We'll also need the apr_bucket_alloc(int list) and apr_bucket_free
functions, whatever they're called.  I left all these out for now because
I just wanted to be sure that the other part was what you had had in mind.

> I assume we'll be removing the apr_bucket_*create_in functions once
> the code is finished.

We can.  But if we're going to do that then let's forget all this #define
business and just go ahead and change the API.  That saves us changing the
names to _create_in and then changing them back.

> I am trying to decide if we should pass in a pool or an integer. I
> think we need to at least associate a pool with each array slot.
> That way, the buckets will always be allocated out of a pool, so that
> they are guaranteed to be cleaned up properly.  The reason to not pass
> a pool each time, is that we want to thread pool to be the pool
> associated with array slot, not the request pool.
> So, I think we will also need:
> apr_status_t apr_bucket_list_pool(int num, apr_pool_t *p)
> Feel free to change that name.

I've been debating this whole allocate-out-of-the-thread-pool thing.  If
some request manages to generate 8192 1-byte buckets before freeing any of
them, then we have forced the amount of allocated memory for that thread
to be roughly 8192*80 ~= 640KB and to stay that way for as long as the
thread lives.  I don't think that's what we want.  Perhaps if we created a
subpool for each slot and allocated the buckets out of those?  We could
then clean up the pool at certain intervals [once a connection, once every
ten connections, it doesn't matter] and start over again... of course that
would require some other API function to do it
(apr_bucket_list_cleanup(int num) or something like that).  What do you

Alternatively, of course (and I'm kind of leaning this way), we could just
keep using malloc and basically just use the logic from the (former)
blocks SMS, which after all was written expressly with the buckets in mind
anyway.  It behaves a lot like pools except it gives you the free-list
capabilities and already has the cleanup feature built in.  I know you
really want everything to use the same allocator, of course...

> I am not sure about using the value from apr_thread_current to do this.
> That function just returns a tid from the OS, so it unlikely to be really
> useful.  The core should just use the thread id, which can be retrieved
> cleanly from the conn_rec->id field, using AP_CHILD_THREAD_FROM_ID.
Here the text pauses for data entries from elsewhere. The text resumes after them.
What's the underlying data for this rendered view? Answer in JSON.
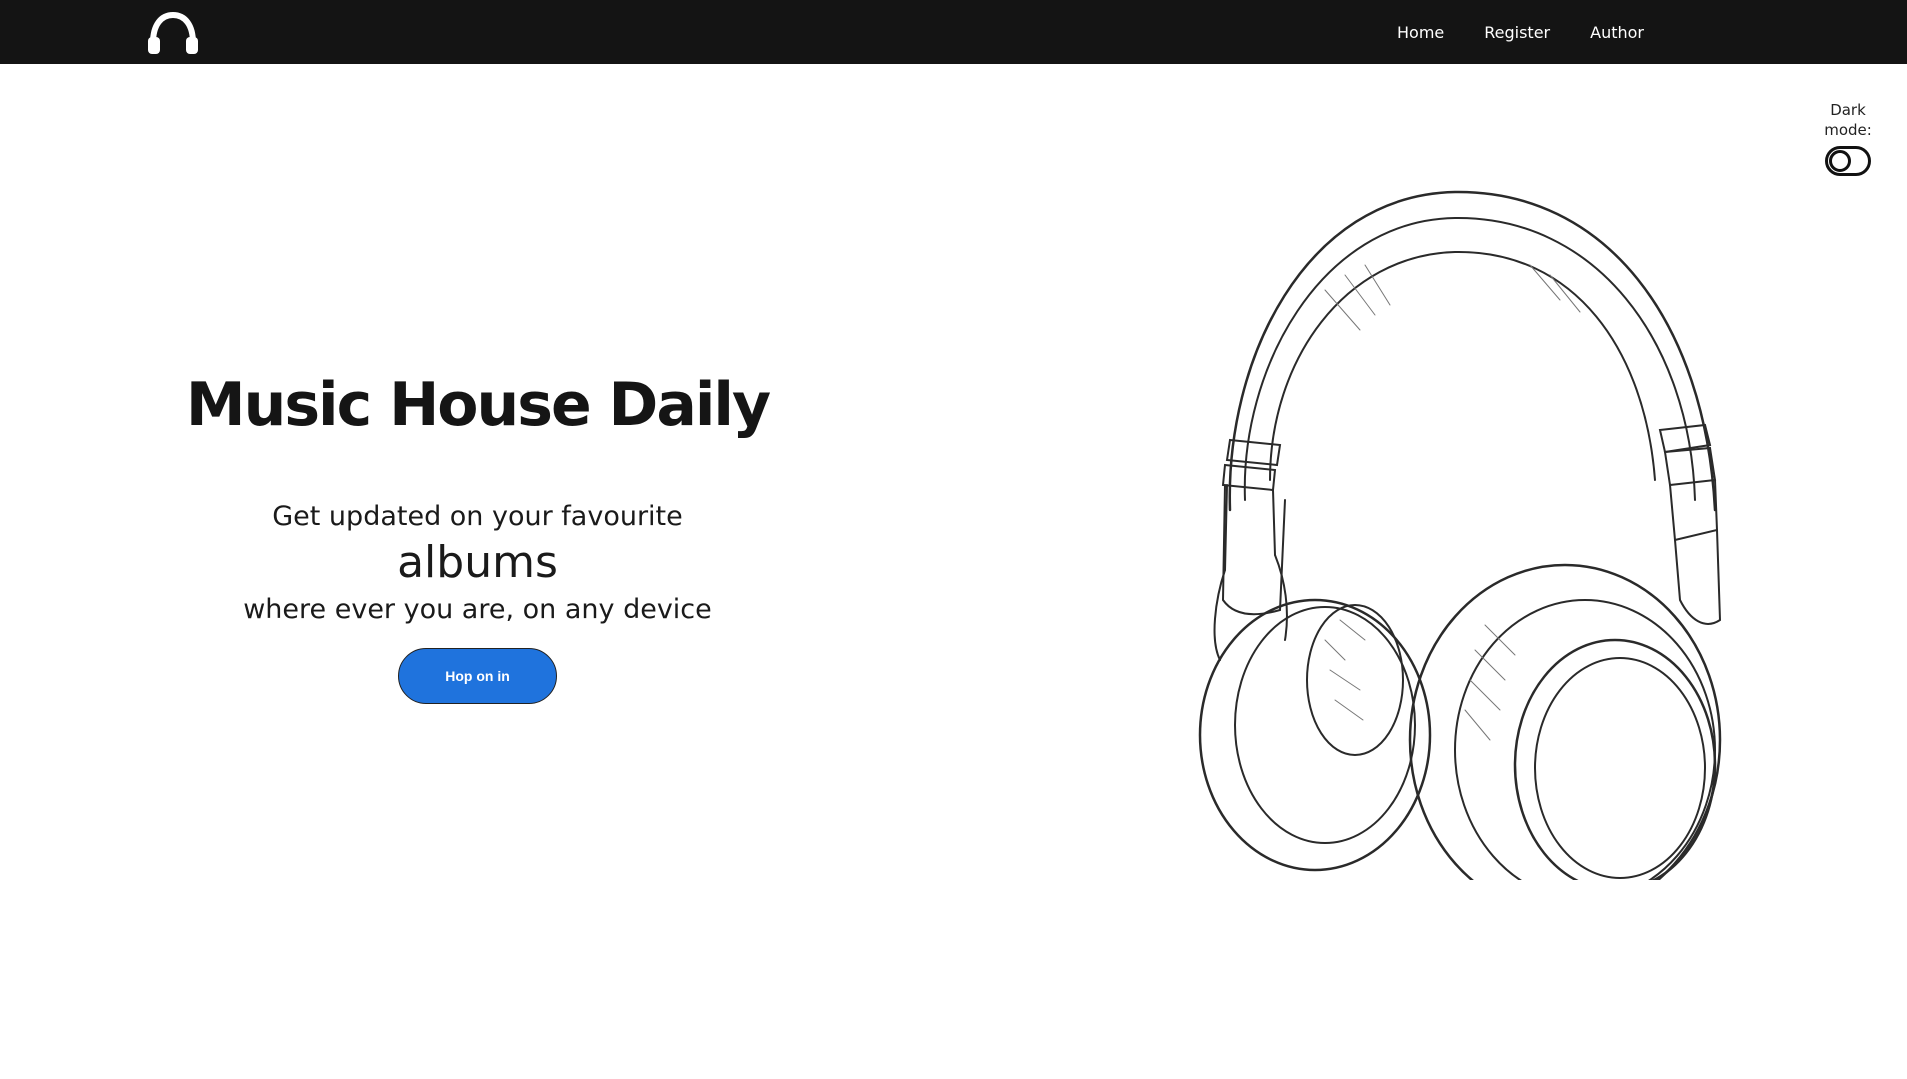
{
  "nav": {
    "logo_icon": "headphones-icon",
    "links": [
      {
        "label": "Home"
      },
      {
        "label": "Register"
      },
      {
        "label": "Author"
      }
    ]
  },
  "dark_mode": {
    "label": "Dark mode:",
    "enabled": false
  },
  "hero": {
    "title": "Music House Daily",
    "line1": "Get updated on your favourite",
    "line2": "albums",
    "line3": "where ever you are, on any device",
    "cta_label": "Hop on in",
    "cta_color": "#1f73dd"
  },
  "illustration": {
    "icon": "headphones-sketch"
  }
}
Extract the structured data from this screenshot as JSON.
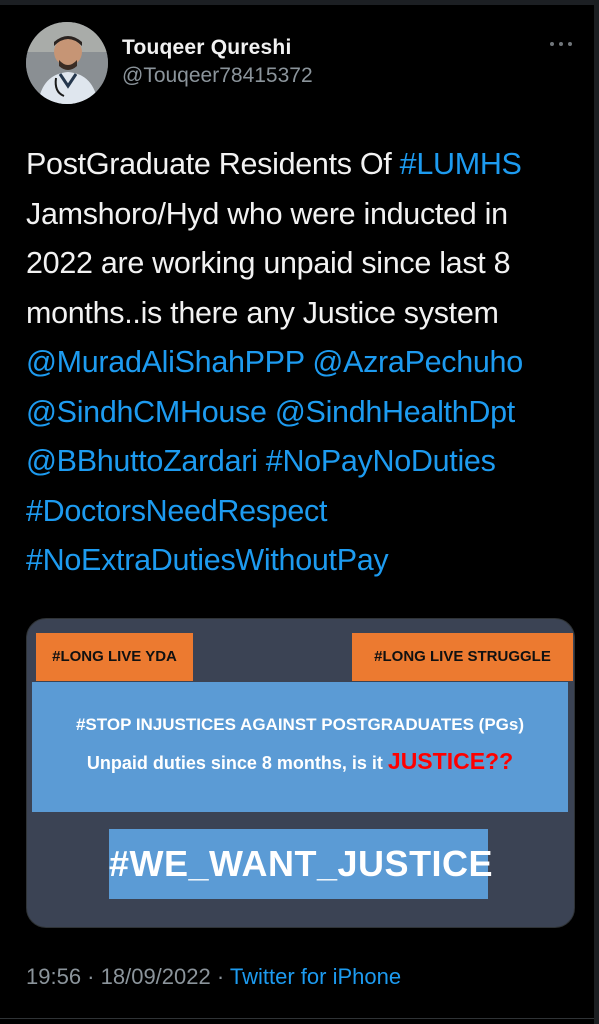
{
  "tweet": {
    "display_name": "Touqeer Qureshi",
    "handle": "@Touqeer78415372",
    "text": {
      "line1_prefix": "PostGraduate Residents Of ",
      "hashtag_lumhs": "#LUMHS",
      "line2": "Jamshoro/Hyd who were inducted in",
      "line3": "2022 are working unpaid since last 8",
      "line4": "months..is there any Justice system",
      "mention1": "@MuradAliShahPPP",
      "mention2": "@AzraPechuho",
      "mention3": "@SindhCMHouse",
      "mention4": "@SindhHealthDpt",
      "mention5": "@BBhuttoZardari",
      "hashtag1": "#NoPayNoDuties",
      "hashtag2": "#DoctorsNeedRespect",
      "hashtag3": "#NoExtraDutiesWithoutPay"
    },
    "media": {
      "tag_left": "#LONG LIVE YDA",
      "tag_right": "#LONG LIVE STRUGGLE",
      "panel_line1": "#STOP INJUSTICES AGAINST POSTGRADUATES (PGs)",
      "panel_line2": "Unpaid duties since 8 months, is it ",
      "panel_red": "JUSTICE??",
      "justice_box": "#WE_WANT_JUSTICE"
    },
    "time": "19:56",
    "separator": " · ",
    "date": "18/09/2022",
    "source": "Twitter for iPhone"
  },
  "icons": {
    "more": "more-horizontal-icon"
  },
  "colors": {
    "background": "#000000",
    "link": "#1d9bf0",
    "orange_tag": "#ec7a30",
    "blue_panel": "#5b9bd5",
    "justice_red": "#ff0000"
  }
}
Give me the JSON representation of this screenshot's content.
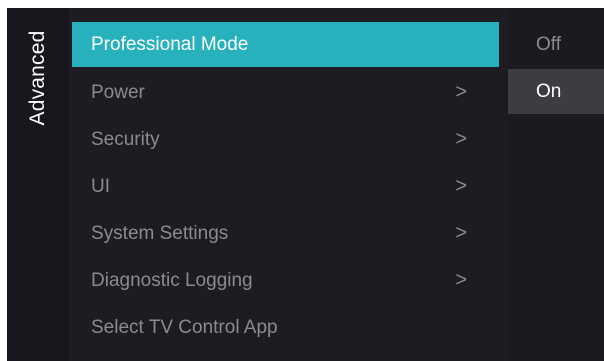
{
  "sidebar": {
    "label": "Advanced"
  },
  "menu": {
    "items": [
      {
        "label": "Professional Mode",
        "selected": true,
        "has_submenu": false
      },
      {
        "label": "Power",
        "selected": false,
        "has_submenu": true
      },
      {
        "label": "Security",
        "selected": false,
        "has_submenu": true
      },
      {
        "label": "UI",
        "selected": false,
        "has_submenu": true
      },
      {
        "label": "System Settings",
        "selected": false,
        "has_submenu": true
      },
      {
        "label": "Diagnostic Logging",
        "selected": false,
        "has_submenu": true
      },
      {
        "label": "Select TV Control App",
        "selected": false,
        "has_submenu": false
      }
    ],
    "chevron_glyph": ">"
  },
  "options": {
    "items": [
      {
        "label": "Off",
        "current": false
      },
      {
        "label": "On",
        "current": true
      }
    ]
  },
  "colors": {
    "highlight": "#27b1bd",
    "background": "#15151b",
    "dim_text": "#8a8a90",
    "current_option": "#3c3c42"
  }
}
Okay, you've convinced me that we don't need this _list_find() thing.
Therefore we also don't need the _create_in() stuff.  We can just expect
the caller to pass us a number unique to that thread.  We can always give
them the hint that apr_os_thread_current() is one way to create a number
unique to each thread in the documentation, of course, though we should
also mention that they probably just want to find that unique number once
and cache its value somewhere.  Single-threaded apps can of course just
use 0 or some other constant; it's better to let the caller decide that
than for us to do it and base the decision on whether APR_HAS_THREADS or
not.  For instance, in prefork we could always use a constant number, but
apr-util has no way to know that prefork won't ever have buckets in more
than one thread since APR is still threaded.

> That will be faster, because we don't need to call into the thread libs, and
> it is more likely to work cleanly.

Yep.  My intention (even when we were talking about using sms's) was
always that this 'key' in whatever form it takes would get stashed in the
conn_rec.  It's convenient that the id is already in there... though you
can't quite use AP_CHILD_THREAD_FROM_ID, because that macro returns two
numbers separated by a comma.  Just the second half of it is
what we want (that's c->id%HARD_THREAD_LIMIT for mpmt MPM's, c->id for
spmt MPM's, and 0 for prefork), but we'd have to make a new macro to get
just the second half.

My only question is this: if we use a static array, then we expect the
caller to pass us an index basically; a number between 0 and num_threads.
Fine.  But what if num_threads isn't constant?  What if in some
application it's hard to determine the index from what information you do
have (thread ID) for some reason?  Something in the back of my mind tells
me we might have to use a hash table instead of a static array so that we
can account for cases like this, even though a hash table would be less
efficient.  The extra benefit would be that the key the caller gives us
can really be any value at all, as long as that value is unique to that
thread.  They don't have to worry about shoehorning the value into the
range 0..num_threads.  I fear that if we use a static array we're tying
this too closely to httpd, and more than that to current MPM's for httpd.


PS: Why is conn_rec->id a long and not an APR type?